Sie wenden sich in Ihrer Zuschrift dagegen, "die Kritik an der Politik der USA (bzw. der Regierung Bush) mit Anti-Amerikanismus gleichzusetzen", und werfen mir vor, jede Kritik an den undemokratischen Maßnahmen der amerikanischen Regierung "als Anti-Amerikanismus zu diffamieren".

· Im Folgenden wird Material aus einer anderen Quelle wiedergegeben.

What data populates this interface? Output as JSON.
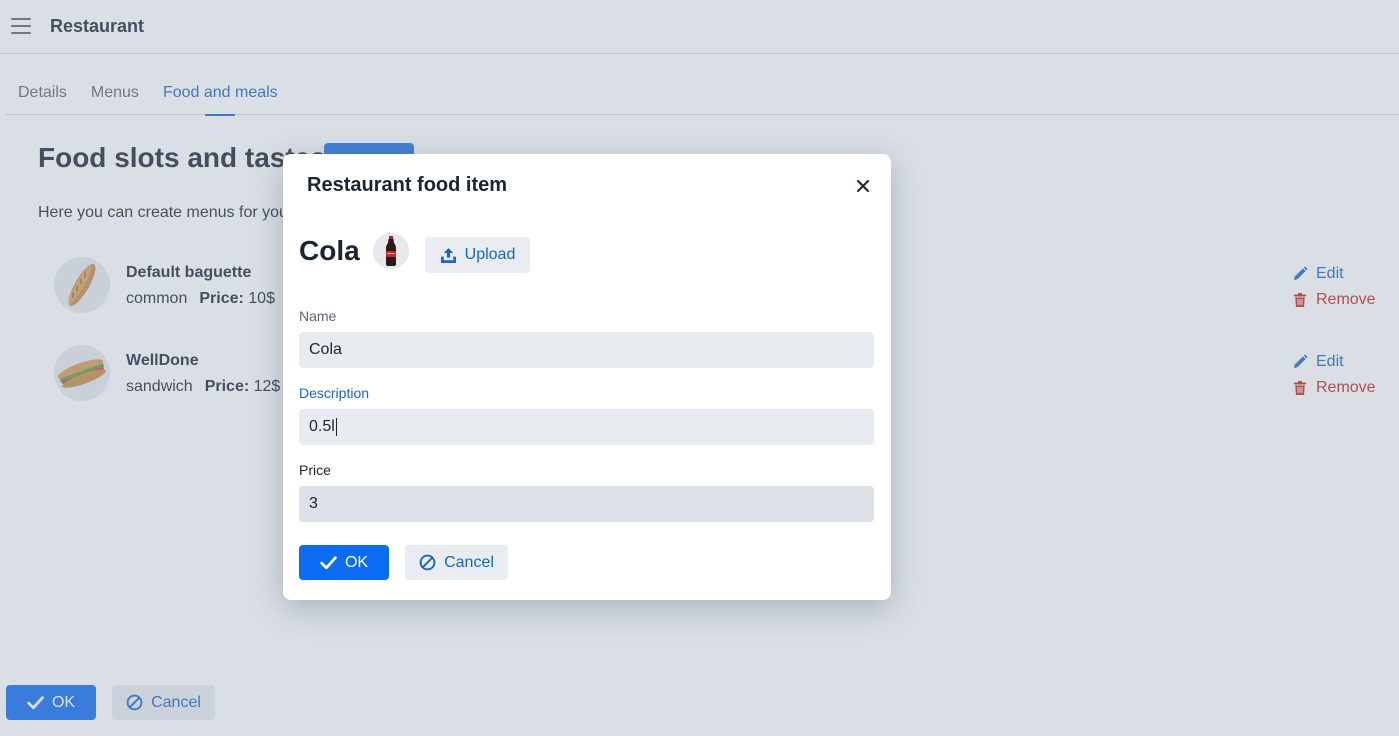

Wenn Sie meinen Artikel genau lesen, werden Sie feststellen, dass ich genau das nicht getan habe. Ich habe sogar ausdrücklich betont, dass "Kritik an der reaktionären Politik der Bush-Administration an sich" kein Anti-Amerikanismus ist. Hinzu kommt, dass das World Socialist Web Site, dessen Redaktion ich angehöre, in seiner systematischen Kritik an der reaktionären Innen- und Außenpolitik der Bush-Administration wohl weltweit von keiner anderen Publikation übertroffen wird - und das nicht erst seit dem Afghanistankrieg. Wenn Sie unter den entsprechenden Sparten nachschauen, werden Sie Hunderte von Artikeln finden, die sich detailliert mit der Politik der Republikaner, ihren rechten Hintermännern und deren gesellschaftlichem Hintergrund auseinandersetzen. Ihre Behauptung, ich würde Kritik an der Regierung Bush mit Anti-Amerikanismus gleichsetzen, ist also unzutreffend.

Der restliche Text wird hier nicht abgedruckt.